The right funding model can help a nonprofit separate the good money from the bad money. “Good money is money that you can attract that’s a good match for you,” says Kim, and bad money simply sucks up too many resources, like a silent auction that ends up costing more than it makes. “You don’t want to pour a lot of time, money and energy into things that won’t bear fruit over time.”

The Fix

Social Ventures Partners, which has a local chapter in Sacramento (focused on education) and a larger network of 40 cities, helps worthy organizations sharpen their business acumen. “We work with them to strengthen and develop the core competencies that they already have under their belt,” says Breanna Cahill, executive director of the Sacramento chapter. “SVP was borne out of the dot-com boom in the late ’90s, where senior executives were retiring with too much money and nothing to do, and wanted to invest in a social return.”

When any organization — nonprofit or for-profit — has a problem, it’s easy to think that the solution is more money. This isn’t always the case. “One thing a nonprofit can do is evaluate yourself; look at what pieces are missing,” Cahill says. “Sometimes money isn’t really the bottleneck. Maybe, for example, they aren’t spending enough on marketing.” SVP has the nonprofit use what they call the Organization Capacity Assessment Tool, which is designed to sniff out these gaps.

To adopt this consultant, for-profit mindset that could appeal to business-focused investors, sometimes the best thing a nonprofit can do is to stop scrambling, breathe deep and really focus on the mission. “A lot of times, it takes the board to get together with the management team to say, ‘OK, what are we capable of doing?’” Shaw says. “This means really letting ourselves not do something for a bit of time, rather than always being in the ‘do’ mode. We get so busy with multitasking, getting pulled in 700 different directions. And sometimes we’re so eager to do something that we jump into it right away. But having a solid plan is so important.”   

Investors want to see a realistic scope. “Don’t bite off more than you can chew,” says Shaw. This is true regardless of the size of the organization. “If they’re going to tell me that there are only three of them, and that they can only do X and Y, then great — let’s just do X and Y the best they can.” Investors would rather see a buttoned-up, smaller-scope proposal than a loftier plan that feels likea fairytale.  

All that said, there’s no gimmick solution, and there’s no one-size-fits all. Not every nonprofit should act like they’re a tech startup. “It goes back to the individual donor,” says Cahill. “A lot of investors are still really moved by the heart-warming stories, of hearing about how a group teaches children to read.”  

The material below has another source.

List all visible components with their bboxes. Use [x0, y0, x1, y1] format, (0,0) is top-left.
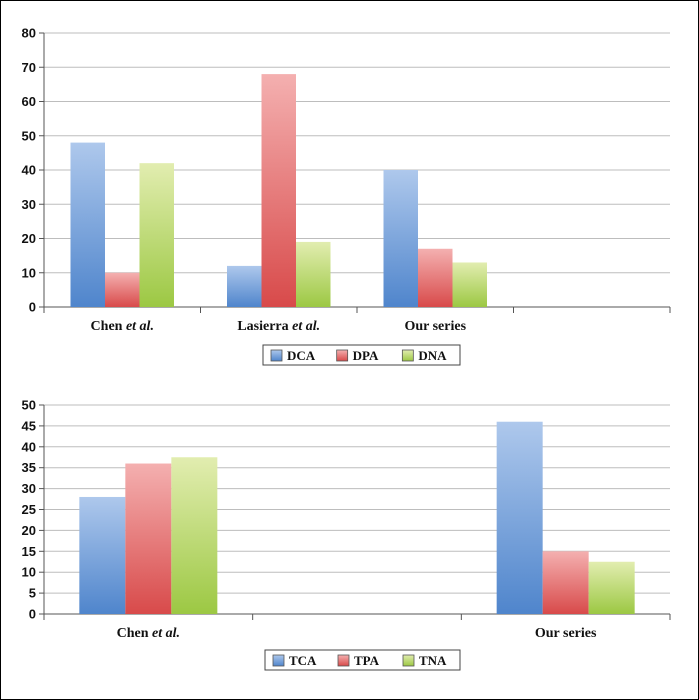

And another thing that Sacramento nonprofits have going for them is, well, Sacramento. “Everybody really buys into Sacramento,” says Cahill, who expects to see more and more collaboration between nonprofits and businesses in the next five years. “We believe it’s one of the future top 10 cities. It’s a great space for everyone. And nonprofits are closely mirroring that entrepreneurial spirit.”